Biogrenzflächen-Ellipsometrie

In diesem Projekt erforscht die Arbeitsgruppe In-Situ-Spektroskopie biofunktionale Grenzflächen und entwickelt infrarotspektroskopische Methoden zur Untersuchung dieser Oberflächen. Die genutzten polarisationsabhängigen Verfahren, wie etwa die IR-Ellipsometrie und  Polarimetrie, sind empfindliche markierungs- und zerstörungsfreie Methoden für die schnelle und ortsaufgelöste Detektion. Die Gruppe setzt ihr methodisches Know-How dabei für die Entwicklung neuer Biosensorkonzepte ein – insbesondere, wenn die Methoden mit brillanten Strahlungsquellen wie Synchrotron oder Lasern kombiniert werden. Wichtige Anwendungen sind zum Beispiel Biochips für die Diagnostik und pharmazeutische Forschung.
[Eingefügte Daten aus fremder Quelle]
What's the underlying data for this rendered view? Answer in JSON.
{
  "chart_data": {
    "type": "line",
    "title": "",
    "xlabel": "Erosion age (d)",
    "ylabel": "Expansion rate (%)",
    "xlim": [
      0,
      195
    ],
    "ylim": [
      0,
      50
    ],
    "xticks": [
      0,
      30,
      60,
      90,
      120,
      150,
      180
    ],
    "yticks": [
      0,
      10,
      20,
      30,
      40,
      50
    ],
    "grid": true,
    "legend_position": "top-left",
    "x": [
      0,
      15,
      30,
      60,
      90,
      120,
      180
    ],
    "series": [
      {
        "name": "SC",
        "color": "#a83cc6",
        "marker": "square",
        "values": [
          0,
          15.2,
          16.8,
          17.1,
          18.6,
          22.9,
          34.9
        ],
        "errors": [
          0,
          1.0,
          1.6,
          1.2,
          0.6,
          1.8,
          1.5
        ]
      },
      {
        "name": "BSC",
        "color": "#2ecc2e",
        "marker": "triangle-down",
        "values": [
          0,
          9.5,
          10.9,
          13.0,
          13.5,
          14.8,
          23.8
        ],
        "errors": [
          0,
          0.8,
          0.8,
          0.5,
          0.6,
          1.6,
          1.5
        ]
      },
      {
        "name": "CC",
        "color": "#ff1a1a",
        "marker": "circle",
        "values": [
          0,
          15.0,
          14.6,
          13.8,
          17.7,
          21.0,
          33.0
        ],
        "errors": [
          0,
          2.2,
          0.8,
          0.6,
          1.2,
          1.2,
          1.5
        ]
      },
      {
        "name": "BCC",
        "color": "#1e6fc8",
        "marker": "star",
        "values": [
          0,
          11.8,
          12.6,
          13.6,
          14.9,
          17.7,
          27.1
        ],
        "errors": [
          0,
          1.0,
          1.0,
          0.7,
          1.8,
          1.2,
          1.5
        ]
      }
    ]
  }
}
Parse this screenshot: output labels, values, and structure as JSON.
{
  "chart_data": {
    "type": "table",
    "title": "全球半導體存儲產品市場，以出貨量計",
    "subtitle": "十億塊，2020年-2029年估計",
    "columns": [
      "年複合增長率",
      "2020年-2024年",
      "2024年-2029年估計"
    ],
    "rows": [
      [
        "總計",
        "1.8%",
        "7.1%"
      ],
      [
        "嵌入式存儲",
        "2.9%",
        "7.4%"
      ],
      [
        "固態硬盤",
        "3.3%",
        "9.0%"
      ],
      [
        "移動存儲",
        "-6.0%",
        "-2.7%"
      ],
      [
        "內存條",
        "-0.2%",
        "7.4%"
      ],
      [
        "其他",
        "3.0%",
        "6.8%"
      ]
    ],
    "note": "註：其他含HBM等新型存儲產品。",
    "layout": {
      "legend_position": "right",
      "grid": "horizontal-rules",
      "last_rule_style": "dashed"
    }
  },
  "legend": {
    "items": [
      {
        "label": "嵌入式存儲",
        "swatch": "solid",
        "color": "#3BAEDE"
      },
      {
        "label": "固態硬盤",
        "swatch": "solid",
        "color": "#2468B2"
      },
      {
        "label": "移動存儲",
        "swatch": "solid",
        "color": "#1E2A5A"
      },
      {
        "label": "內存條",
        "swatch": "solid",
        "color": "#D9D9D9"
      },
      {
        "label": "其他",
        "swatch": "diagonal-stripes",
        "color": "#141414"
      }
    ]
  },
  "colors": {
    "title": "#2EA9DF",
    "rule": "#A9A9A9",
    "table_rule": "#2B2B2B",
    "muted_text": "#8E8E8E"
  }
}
In einem Projektschwerpunkt stehen nano- und mikrostrukturierte funktionale Oberflächen und Schichten sowie deren Untersuchung mittels polarisationsabhängiger IR-Mikroskopie im Vordergrund. Bearbeitet werden vor allem Fragestellungen zu Struktur und Wechselwirkungen in organischen Schichten, Hybridschichten und biofunktionalen Oberflächen sowie Wachstumsprozesse auf diesen Oberflächen. Die Entwicklung optischer Modelle und die Erweiterung zur ellipsometrischen Mikroskopie schaffen den Zugang zu neuen Messgrößen und zur quantitativen Analyse. Biologisch relevante Proben sind oft nur in kleinen Probenvolumen von lediglich wenigen Mikrolitern verfügbar, so dass nicht jede multidisziplinäre Analytik für ihre Untersuchung geeignet ist. Für verbesserte Untersuchungen werden monolagenempfindliche Messungen für die IR-mikroskopische Charakterisierung mit Mikroliter- und mikrofluidischen Zellen etabliert.

Aufgrund des hohen technologischen Interesses an neuen Nachweismethoden, Sensoren und funktionalen Templates für biotechnologische Anwendungen gewinnt die Analyse von funktionalen Oberflächen und Filmen zunehmend an Bedeutung. Die Arbeitsgruppe In-Situ-Spektroskopie konzentriert sich daher auf die Weiterentwicklung entsprechender optischer Methoden, um die Bindung sowie den Nachweis von Biomolekülen und spezifischen Adsorptionsmechanismen an hybriden Grenzflächen aufzuklären. Auf diesem Weg werden neue Materialien wie Polymere,  Polymer-Hybride (zum Beispiel Polymerbürsten) und Verstärkungssubstrate für die Nanobiotechnologie und Medizintechnik charakterisiert.